Sehr kritisch setzt sich der Autor mit den Zuständen in seinem Krankenhaus und mit der Organisation des britischen Gesundheitssystems auseinander. Hat man zuvor die dramatischen Schilderungen von schwierigen Hirnoperationen gelesen, erscheint es nun umso empörender, dass Patienten sterben müssen, bloß weil kein Bett für sie frei ist. Andere müssen quälend lang auf ihre Diagnose warten, weil die Klinik gerade ein neues Computerprogramm eingeführt hat, das nicht funktionieren will. Es fällt leicht, die Entrüstung des Autors hierüber nachzuvollziehen; ob seine Lösungsvorschläge allerdings immer zielführend sind, darf bezweifelt werden. Oft scheinen sie eher darauf zu zielen, die "gute alte Zeit" zu restaurieren, in der Chefärzte noch allmächtig und CT-Aufnahmen auf Papier statt im Computersystem festgehalten waren. Doch reaktionär zu sein, kann man Marsh nicht vorwerfen. Im Gegenteil, er betont immer wieder, wie froh er über die Errungenschaften der modernen Medizin ist, die heute Operationen ermöglichen, die zu Beginn seiner Laufbahn undenkbar waren.
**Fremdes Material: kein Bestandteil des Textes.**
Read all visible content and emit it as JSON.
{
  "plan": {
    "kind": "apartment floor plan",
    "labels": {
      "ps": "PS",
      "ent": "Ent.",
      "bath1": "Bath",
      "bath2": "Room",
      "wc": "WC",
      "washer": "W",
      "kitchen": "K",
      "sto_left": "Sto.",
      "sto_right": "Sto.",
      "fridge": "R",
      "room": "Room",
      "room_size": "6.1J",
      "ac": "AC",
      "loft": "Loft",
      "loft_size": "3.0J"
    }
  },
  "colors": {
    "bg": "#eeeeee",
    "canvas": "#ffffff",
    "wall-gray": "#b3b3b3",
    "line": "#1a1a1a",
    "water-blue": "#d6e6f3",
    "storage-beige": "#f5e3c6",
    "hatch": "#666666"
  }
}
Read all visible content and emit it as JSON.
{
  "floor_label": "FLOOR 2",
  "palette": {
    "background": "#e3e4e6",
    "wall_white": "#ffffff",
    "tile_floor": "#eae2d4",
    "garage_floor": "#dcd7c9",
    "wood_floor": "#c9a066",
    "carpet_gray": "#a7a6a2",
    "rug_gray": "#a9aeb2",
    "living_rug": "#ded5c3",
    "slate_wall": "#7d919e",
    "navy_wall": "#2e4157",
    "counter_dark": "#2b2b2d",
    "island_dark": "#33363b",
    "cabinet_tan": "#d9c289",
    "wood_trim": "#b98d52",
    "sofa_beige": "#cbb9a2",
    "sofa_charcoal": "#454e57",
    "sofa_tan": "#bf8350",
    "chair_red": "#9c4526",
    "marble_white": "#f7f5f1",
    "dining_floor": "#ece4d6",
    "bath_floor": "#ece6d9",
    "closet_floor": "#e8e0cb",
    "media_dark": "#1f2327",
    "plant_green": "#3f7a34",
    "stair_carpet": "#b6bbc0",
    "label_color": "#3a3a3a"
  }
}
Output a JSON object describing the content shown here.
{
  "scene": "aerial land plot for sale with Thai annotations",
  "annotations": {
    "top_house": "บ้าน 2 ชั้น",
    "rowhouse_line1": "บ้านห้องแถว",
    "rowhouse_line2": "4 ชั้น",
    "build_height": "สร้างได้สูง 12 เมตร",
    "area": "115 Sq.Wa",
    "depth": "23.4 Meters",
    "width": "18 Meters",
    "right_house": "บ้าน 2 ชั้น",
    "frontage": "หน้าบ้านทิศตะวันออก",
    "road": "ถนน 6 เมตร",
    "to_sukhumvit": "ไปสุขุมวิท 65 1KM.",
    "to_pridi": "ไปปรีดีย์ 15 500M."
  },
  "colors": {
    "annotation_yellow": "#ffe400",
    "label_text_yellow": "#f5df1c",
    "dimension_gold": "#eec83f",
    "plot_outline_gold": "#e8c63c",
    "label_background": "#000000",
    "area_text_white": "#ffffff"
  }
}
Auch wenn Patienten den Ärzten, von denen ihr Leben abhängt, gern übermenschliche Fähigkeiten zuschreiben (möchten): Marsh legt in manchmal schockierender Offenheit dar, dass Fehler ebenso zur Tätigkeit des Mediziners gehören wie Erfolge. Der Beruf des Neurochirurgen sei daher nicht nur erfüllend und faszinierend, sondern immer zugleich belastend. Das Buch regt zum Nachdenken an: über den Wert des Lebens, über die Rollen des Arztes und des Patienten sowie darüber, was die Persönlichkeit eines Menschen ausmacht.